As I chatted away with one of the dudes sitting near me, Ford emerged from the back of the store in her skintight jeans and black stiletto booties, flanked by female journalist Jeanne Fury, who would engage in a Q&A with the singer. Immediately, I was taken in by her striking beauty. At 58, Ford— with her eyes lined in black and signature blonde hair that flowed behind her shoulders — is breathtaking. And as I would soon learn, she’s outspoken, intelligent, and pretty funny, too.
“It was just like I had this gift from God or something, that I was supposed to play heavy metal,” she told the small crowd after joking with the reporter that it was “first gig at Barnes & Noble.”
Like the new memoir, most of the talk focused on Ford’s rise stardom as the only female guitarist who could hang with the likes of Black Sabbath and would give Jimmy Page a run for his money (in the book she tells a funny story about meeting Robert Plant and being asked to play bass for Led Zeppelin).
She took the audience through her early years, when a-holes at bars would try to spill beer on her or guys from other bands would accuse her of swiping their guitar cables.
One of the best stories was her first memories of experiencing metal at her Black Sabbath show. “I wanted to make the audience feel what I felt at that show that night,” she said. “When I saw them, I thought, ‘that’s it.’ This is what I’m meant to do.”

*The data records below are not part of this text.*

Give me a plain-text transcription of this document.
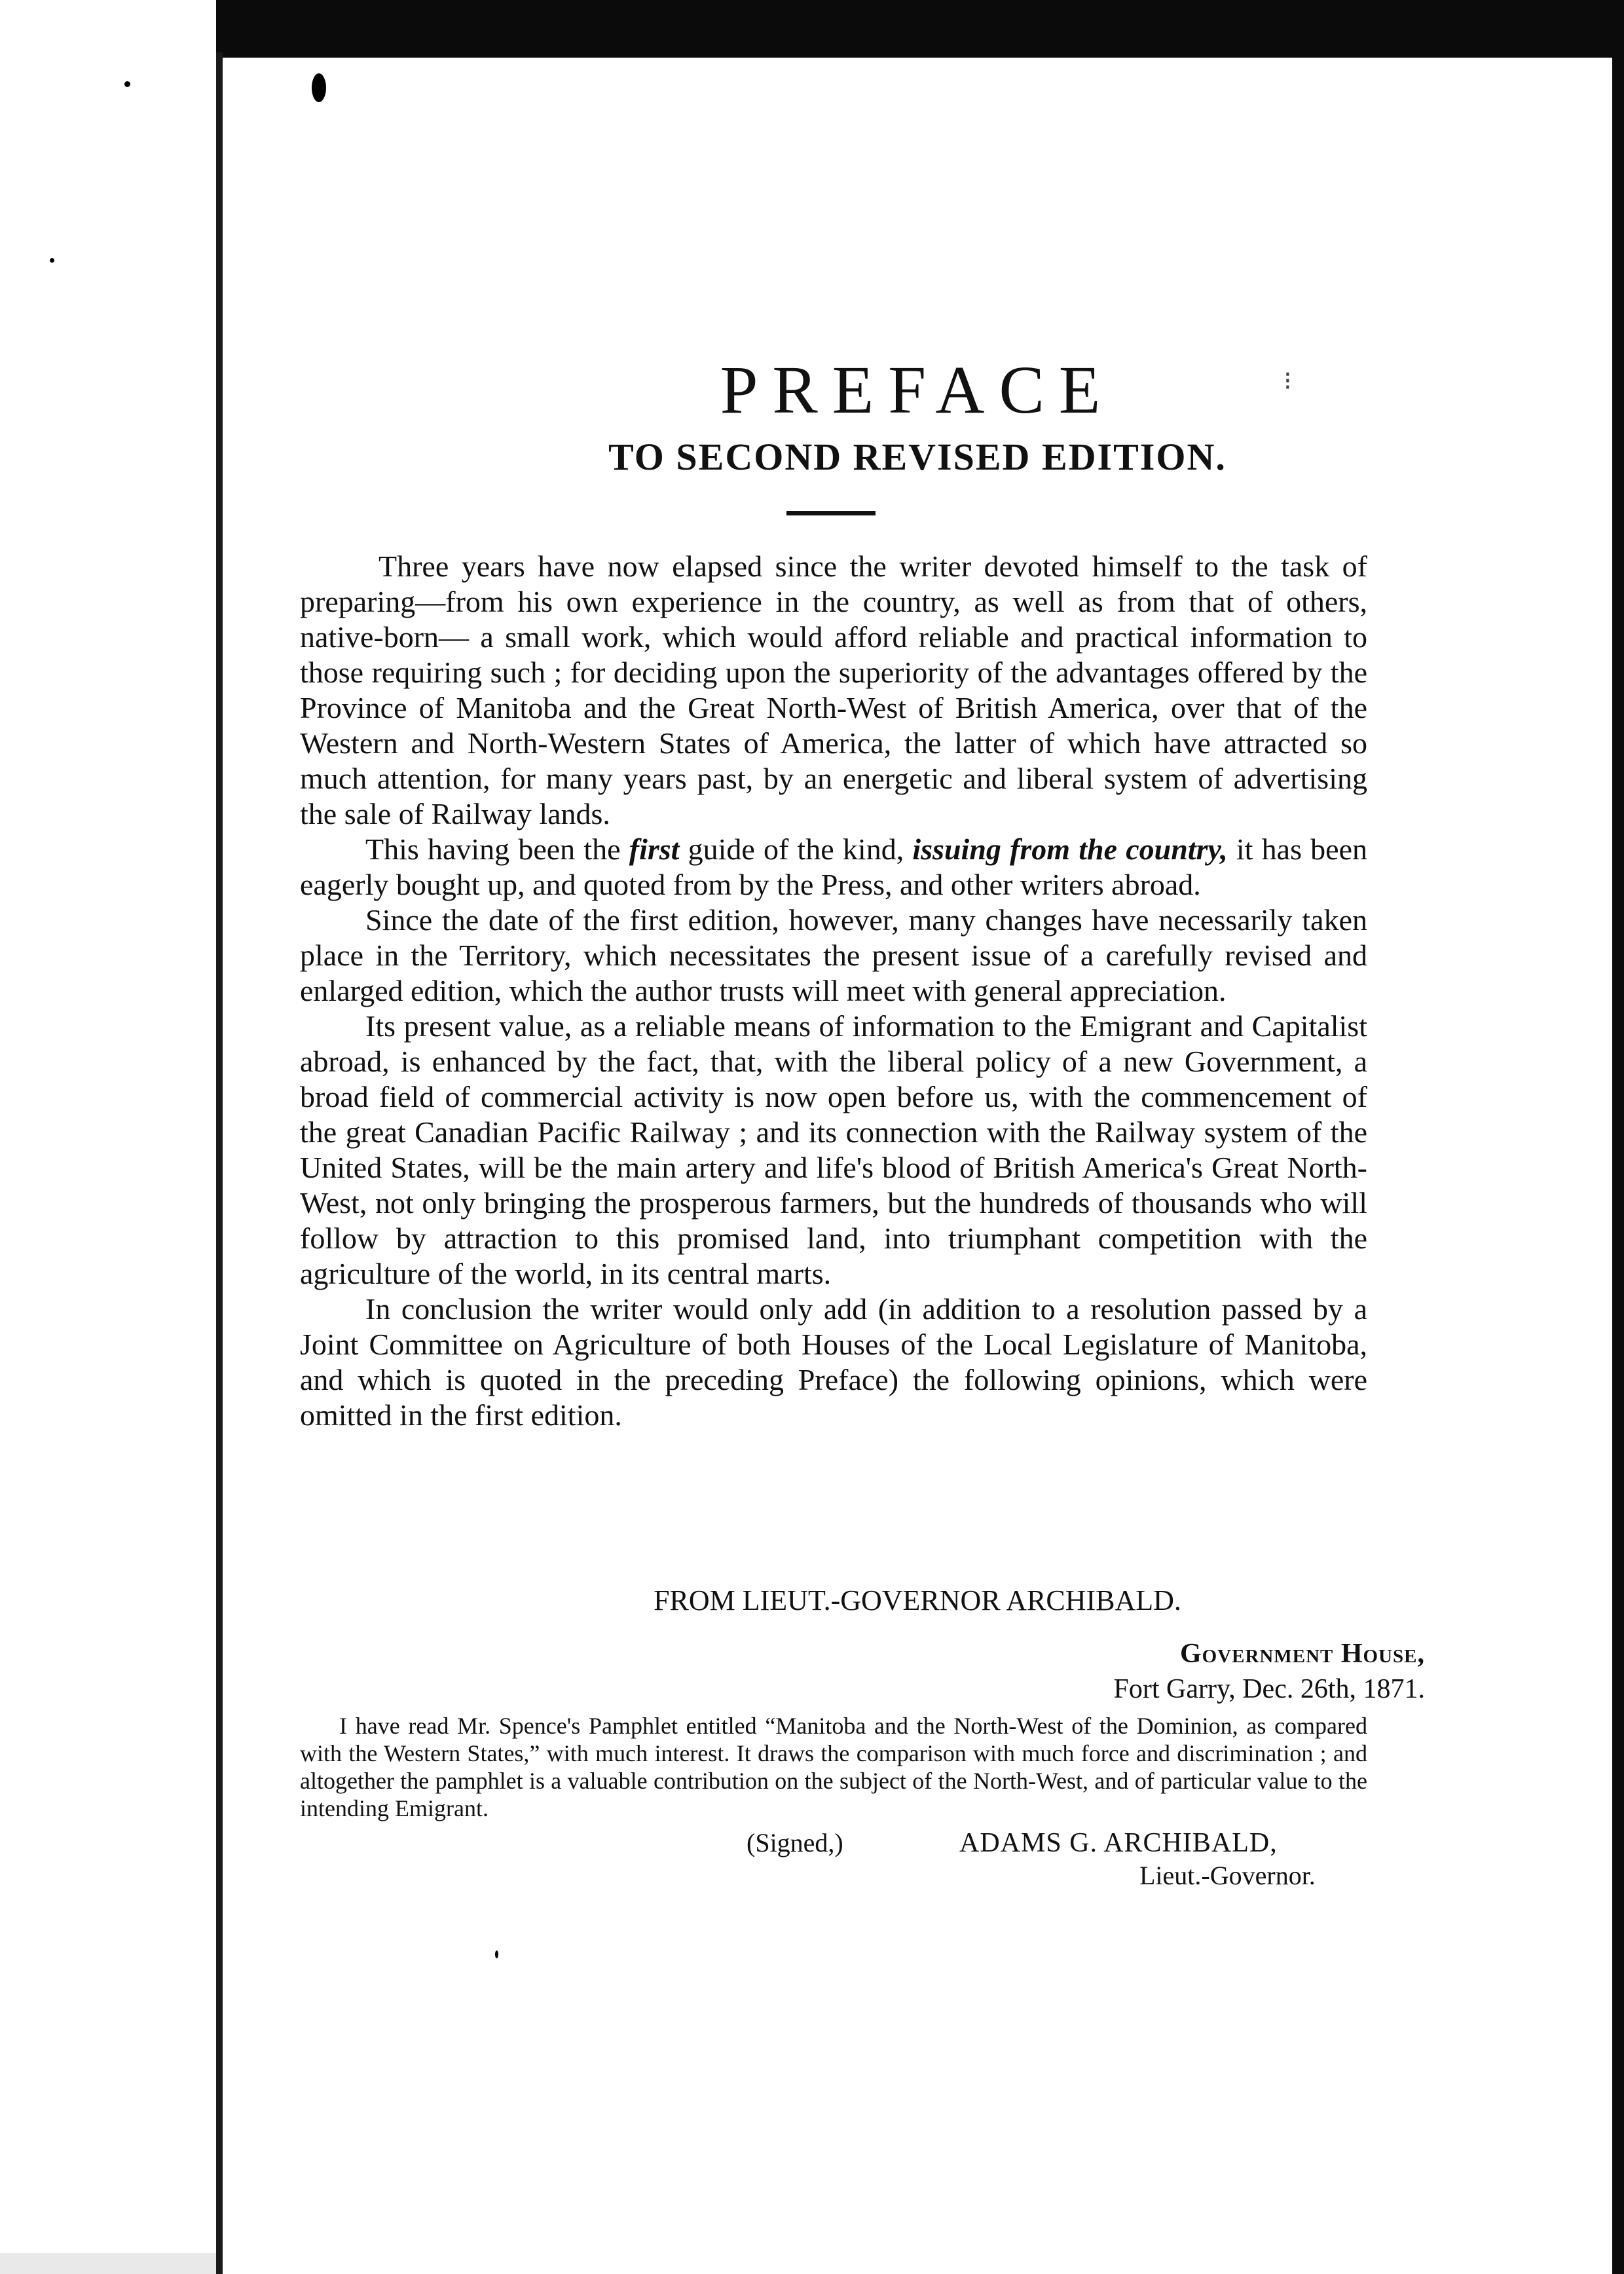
PREFACE
TO SECOND REVISED EDITION.
⁝

Three years have now elapsed since the writer devoted himself to the task of preparing—from his own experience in the country, as well as from that of others, native-born— a small work, which would afford reliable and practical information to those requiring such ; for deciding upon the superiority of the advantages offered by the Province of Manitoba and the Great North-West of British America, over that of the Western and North-Western States of America, the latter of which have attracted so much attention, for many years past, by an energetic and liberal system of advertising the sale of Railway lands.

This having been the first guide of the kind, issuing from the country, it has been eagerly bought up, and quoted from by the Press, and other writers abroad.

Since the date of the first edition, however, many changes have necessarily taken place in the Territory, which necessitates the present issue of a carefully revised and enlarged edition, which the author trusts will meet with general appreciation.

Its present value, as a reliable means of information to the Emigrant and Capitalist abroad, is enhanced by the fact, that, with the liberal policy of a new Government, a broad field of commercial activity is now open before us, with the commencement of the great Canadian Pacific Railway ; and its connection with the Railway system of the United States, will be the main artery and life's blood of British America's Great North-West, not only bringing the prosperous farmers, but the hundreds of thousands who will follow by attraction to this promised land, into triumphant competition with the agriculture of the world, in its central marts.

In conclusion the writer would only add (in addition to a resolution passed by a Joint Committee on Agriculture of both Houses of the Local Legislature of Manitoba, and which is quoted in the preceding Preface) the following opinions, which were omitted in the first edition.

FROM LIEUT.-GOVERNOR ARCHIBALD.
Government House,
Fort Garry, Dec. 26th, 1871.

I have read Mr. Spence's Pamphlet entitled “Manitoba and the North-West of the Dominion, as compared with the Western States,” with much interest. It draws the comparison with much force and discrimination ; and altogether the pamphlet is a valuable contribution on the subject of the North-West, and of particular value to the intending Emigrant.

(Signed,)	ADAMS G. ARCHIBALD,
Lieut.-Governor.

Throughout Ford’s talk, it was hard to ignore the elephant in the room: The muddled circumstances of her divorce, and separation from her two young sons with whom she no longer has a relationship. It’s particularly heartbreaking to me, as I can’t imagine my tiny toddler boys shunning me in that way. It must be hell living with this aspect of reality, not being able to hold her sons as they grow into young men, or taking part in their day-to-day lives.
But if Ford is an angry woman who isn’t fit to be a mother, as her ex-husband has suggested, I didn’t see it, nor did I sense it (and I have pretty good instinct). Instead, I witnessed a wizened lady enjoying her well-earned fame. Still, I told her I’d think “positive thoughts” and I did. Truly, I hope she gets to see her grown boys again, and experience their love.

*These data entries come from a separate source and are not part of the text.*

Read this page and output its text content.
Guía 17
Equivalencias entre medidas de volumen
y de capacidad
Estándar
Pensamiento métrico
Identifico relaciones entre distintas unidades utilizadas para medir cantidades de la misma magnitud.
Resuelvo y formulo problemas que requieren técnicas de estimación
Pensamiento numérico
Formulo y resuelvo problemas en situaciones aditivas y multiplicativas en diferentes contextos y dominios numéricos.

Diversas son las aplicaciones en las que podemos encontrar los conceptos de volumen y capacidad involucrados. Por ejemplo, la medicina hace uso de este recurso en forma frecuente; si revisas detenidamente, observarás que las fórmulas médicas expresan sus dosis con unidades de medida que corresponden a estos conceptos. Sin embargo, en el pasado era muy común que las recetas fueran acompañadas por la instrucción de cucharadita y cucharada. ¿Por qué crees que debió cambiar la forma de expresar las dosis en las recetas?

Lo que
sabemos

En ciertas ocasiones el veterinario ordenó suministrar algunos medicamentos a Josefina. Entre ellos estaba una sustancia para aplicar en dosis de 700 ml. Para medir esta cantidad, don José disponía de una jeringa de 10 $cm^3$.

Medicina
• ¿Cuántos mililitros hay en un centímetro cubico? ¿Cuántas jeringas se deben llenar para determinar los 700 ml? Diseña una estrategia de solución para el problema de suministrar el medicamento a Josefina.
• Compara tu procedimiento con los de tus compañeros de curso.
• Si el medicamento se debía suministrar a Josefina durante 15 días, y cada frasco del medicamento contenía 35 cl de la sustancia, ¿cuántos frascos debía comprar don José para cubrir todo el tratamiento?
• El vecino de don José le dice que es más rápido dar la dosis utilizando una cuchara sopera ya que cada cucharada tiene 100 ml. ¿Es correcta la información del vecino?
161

Anyway, I’m so psyched to read the rest of this book!
When I got home from the NYC reading — and going home is a two-hour trek, mind you! — I found myself making more time to strum my chocolate-brown Gibson SG (which also happened to be the color and model of the first guitar she bought with her own money). I also felt younger, at heart. For all of the expectations imposed on older women, that we ought to dress in Chico’s once we hit 50, or develop a liking for Opera, I felt excited by the notion that older age doesn’t have to be boring or un-sexy. Cheers to Lita Ford for giving me that feeling!